A luta das mulheres dentro do âmbito da educação é muito antiga e, apesar de muitas vitórias, alguns obstáculos persistem até hoje. Somente em meados do século XIX as brasileiras puderam participar do sistema educacional, ainda que de forma superficial. As primeiras escolas destinadas às mulheres eram particulares, portanto, somente meninas de famílias com maior poder aquisitivo tinham acesso. O ingresso feminino em escolas públicas aconteceu após a fundação da Escola Normal, em 1880, no Rio de Janeiro. As professoras formadas por essa escola, geralmente filhas dos fazendeiros, passaram a ensinar instrução primária (atualmente chamado de Anos Iniciais do Ensino Fundamental) para outras meninas das camadas populares. Hoje esse cenário dificultoso de ingresso e permanência na educação básica foi quase totalmente revertido, mas seus reflexos ainda são observados nas dificuldades enfrentadas por mulheres que optam por seguir a carreira acadêmica.
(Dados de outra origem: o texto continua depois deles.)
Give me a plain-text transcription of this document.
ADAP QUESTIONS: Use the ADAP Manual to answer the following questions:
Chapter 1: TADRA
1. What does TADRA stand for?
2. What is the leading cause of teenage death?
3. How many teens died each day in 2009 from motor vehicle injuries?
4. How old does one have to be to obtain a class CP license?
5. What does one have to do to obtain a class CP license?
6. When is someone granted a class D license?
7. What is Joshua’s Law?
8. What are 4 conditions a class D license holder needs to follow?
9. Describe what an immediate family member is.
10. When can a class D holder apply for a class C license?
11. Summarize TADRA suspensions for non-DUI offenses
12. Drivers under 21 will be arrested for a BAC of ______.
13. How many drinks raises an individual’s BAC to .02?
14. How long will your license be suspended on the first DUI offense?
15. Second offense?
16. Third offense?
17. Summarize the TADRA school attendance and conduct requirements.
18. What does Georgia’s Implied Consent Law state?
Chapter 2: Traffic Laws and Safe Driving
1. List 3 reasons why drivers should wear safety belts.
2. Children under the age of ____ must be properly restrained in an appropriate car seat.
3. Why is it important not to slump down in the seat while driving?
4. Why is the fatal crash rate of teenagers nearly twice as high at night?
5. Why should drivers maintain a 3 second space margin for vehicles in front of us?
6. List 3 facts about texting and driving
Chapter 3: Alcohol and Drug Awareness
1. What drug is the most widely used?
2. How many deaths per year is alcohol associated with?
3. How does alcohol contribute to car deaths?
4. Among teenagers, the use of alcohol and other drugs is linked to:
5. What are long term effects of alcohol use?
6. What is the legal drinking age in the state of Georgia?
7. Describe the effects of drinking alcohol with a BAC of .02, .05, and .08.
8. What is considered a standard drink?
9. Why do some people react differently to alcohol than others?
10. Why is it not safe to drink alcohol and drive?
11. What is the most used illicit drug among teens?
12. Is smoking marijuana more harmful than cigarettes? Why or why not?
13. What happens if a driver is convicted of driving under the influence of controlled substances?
Sabe-se que a participação feminina na pós-graduação brasileira vem aumentando ao longo dos anos. Entretanto, entre docentes e pesquisadoras CNPq, por exemplo, elas ainda são a minoria (em torno de 35%), mostrando uma real dificuldade no ingresso e permanência de mulheres nessa área. Podemos ressaltar que, em 2015, de todos os financiamentos CNPq encerrados de todas grandes áreas e subáreas, os homens enviaram 6379 projetos, enquanto mulheres enviaram apenas 3822. Em relação às aprovações, as mulheres tiveram 39% de projetos aceitos, enquanto que homens, 46%. Acredita-se que essas diferenças ocorram por falta de representatividade, “micro-agressões”, e falta de reconhecimento dentro dos grupos de trabalho.
As diferenças no planejamento de carreira entre homens e mulheres também devem ser levadas em consideração. No caso das mulheres de praticamente todas as áreas, esse plano é fortemente influenciado por diversos aspectos sociais, como a constituição familiar e o papel social dessas mulheres, que muitas vezes desempenham múltiplas tarefas diárias. No mercado de trabalho, as mães têm 79% menos chances de serem contratadas, e são oferecidos a elas 11 mil dólares a menos do que para mulheres sem filhos. Além disso, muitas dessas mães são únicas cuidadoras, trazendo assim uma grande dificuldade na conciliação com o trabalho e seus prazos.
Na carreira científica esse cenário também ocorre, e, mesmo que com variações, essa percepção se dá em todas as áreas. Após o nascimento do filho, há uma queda na produtividade de aproximadamente 4 anos na carreira de cientistas mulheres. Entre as alunas de pós-graduação com média de 29 anos, 71% possuem um filho, 25% possuem dois filhos, e 3,8%, três filhos. Há relatos mostrando que essas cientistas ainda sofrem problemas de aceitação dentro das instituições e dos próprios grupos de pesquisa, sendo que 53% delas não tiveram suporte do orientador e 16% não tiveram nenhum apoio durante a gravidez.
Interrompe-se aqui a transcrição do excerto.